Ce délai court à compter de la date à laquelle la caisse dispose de la déclaration de la maladie professionnelle intégrant le certificat médical initial mentionné à l'article L. 461-5 et à laquelle le médecin-conseil dispose du résultat des examens médicaux complémentaires le cas échéant prévus par les tableaux de maladies professionnelles.
La caisse adresse un double de la déclaration de maladie professionnelle intégrant le certificat médical initial à l'employeur auquel la décision est susceptible de faire grief par tout moyen conférant date certaine à sa réception ainsi qu'au médecin du travail compétent.
II.-La caisse engage des investigations et, dans ce cadre, elle adresse, par tout moyen conférant date certaine à sa réception, un questionnaire à la victime ou à ses représentants ainsi qu'à l'employeur auquel la décision est susceptible de faire grief. Le questionnaire est retourné dans un délai de trente jours francs à compter de sa date de réception. La caisse peut en outre recourir à une enquête complémentaire.
La caisse peut également, dans les mêmes conditions, interroger tout employeur ainsi que tout médecin du travail de la victime.
La caisse informe la victime ou ses représentants ainsi que l'employeur de la date d'expiration du délai de cent-vingt jours francs prévu au premier alinéa du I lors de l'envoi du questionnaire ou, le cas échéant, lors de l'ouverture de l'enquête.
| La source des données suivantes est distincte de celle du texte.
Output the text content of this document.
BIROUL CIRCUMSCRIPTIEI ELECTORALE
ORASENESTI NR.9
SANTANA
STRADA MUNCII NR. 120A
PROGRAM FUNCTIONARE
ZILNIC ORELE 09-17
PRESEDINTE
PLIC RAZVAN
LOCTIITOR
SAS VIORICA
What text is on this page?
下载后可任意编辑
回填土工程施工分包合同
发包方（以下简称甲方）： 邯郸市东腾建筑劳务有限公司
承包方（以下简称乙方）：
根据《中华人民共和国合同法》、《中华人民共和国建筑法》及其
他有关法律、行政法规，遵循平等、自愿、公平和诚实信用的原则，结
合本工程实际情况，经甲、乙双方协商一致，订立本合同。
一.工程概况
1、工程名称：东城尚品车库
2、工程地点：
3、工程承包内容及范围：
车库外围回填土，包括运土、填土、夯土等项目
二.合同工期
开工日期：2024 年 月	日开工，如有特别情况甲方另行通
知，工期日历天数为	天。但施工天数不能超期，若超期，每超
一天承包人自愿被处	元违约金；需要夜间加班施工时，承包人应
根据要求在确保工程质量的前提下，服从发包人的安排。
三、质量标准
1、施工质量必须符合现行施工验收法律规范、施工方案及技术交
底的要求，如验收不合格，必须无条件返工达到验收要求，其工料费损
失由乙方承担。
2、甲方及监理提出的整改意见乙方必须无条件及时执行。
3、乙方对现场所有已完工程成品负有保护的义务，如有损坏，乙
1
III.-A l'issue de ses investigations et au plus tard cent jours francs à compter de la date mentionnée au deuxième alinéa du I, la caisse met le dossier prévu à l'article R. 441-14 à disposition de la victime ou de ses représentants ainsi qu'à celle de l'employeur auquel la décision est susceptible de faire grief.
La victime ou ses représentants et l'employeur disposent d'un délai de dix jours francs pour le consulter et faire connaître leurs observations, qui sont annexées au dossier. Au terme de ce délai, la victime ou ses représentants et l'employeur peuvent consulter le dossier sans formuler d'observations.
La caisse informe la victime ou ses représentants et l'employeur des dates d'ouverture et de clôture de la période au cours de laquelle ils peuvent consulter le dossier ainsi que de celle au cours de laquelle ils peuvent formuler des observations, par tout moyen conférant date certaine à la réception de cette information et au plus tard dix jours francs avant le début de la période de consultation ».
Les dispositions du code de la sécurité sociale ne fixent aucun délai à la Caisse pour informer l’employeur de la déclaration de maladie professionnelle et lui adresser le questionnaire. L’employeur ne démontre par ailleurs aucun grief tiré de son information qu’il estime tardive quant à la réception d’une déclaration de maladie professionnelle.
Le défaut du respect de 120 jours n’est sanctionné par aucun texte, les délais prévus par le code étant informatifs.
Seul le défaut du respect de la phase contradictoire est sanctionné par l’inopposabilité.
Par courrier du 9 mars 2022 reçu par la société [4] le 14 mars 2022, la CPAM a informé cette dernière des phases de la procédure d’instruction.
D’une part, il est constant que l’employeur a bien eu au moins 30 jours comme annoncé par le courrier précité pour constituer sa partie du dossier, soit un délai suffisant.
D’autre part, la phase contradictoire de consultation de l’entier dossier pour émettre des observations du 27 mai 2022 au 7 juin 2022 a bien été respectée et a duré au moins 10 jours.
Par conséquent, ce moyen sera écarté.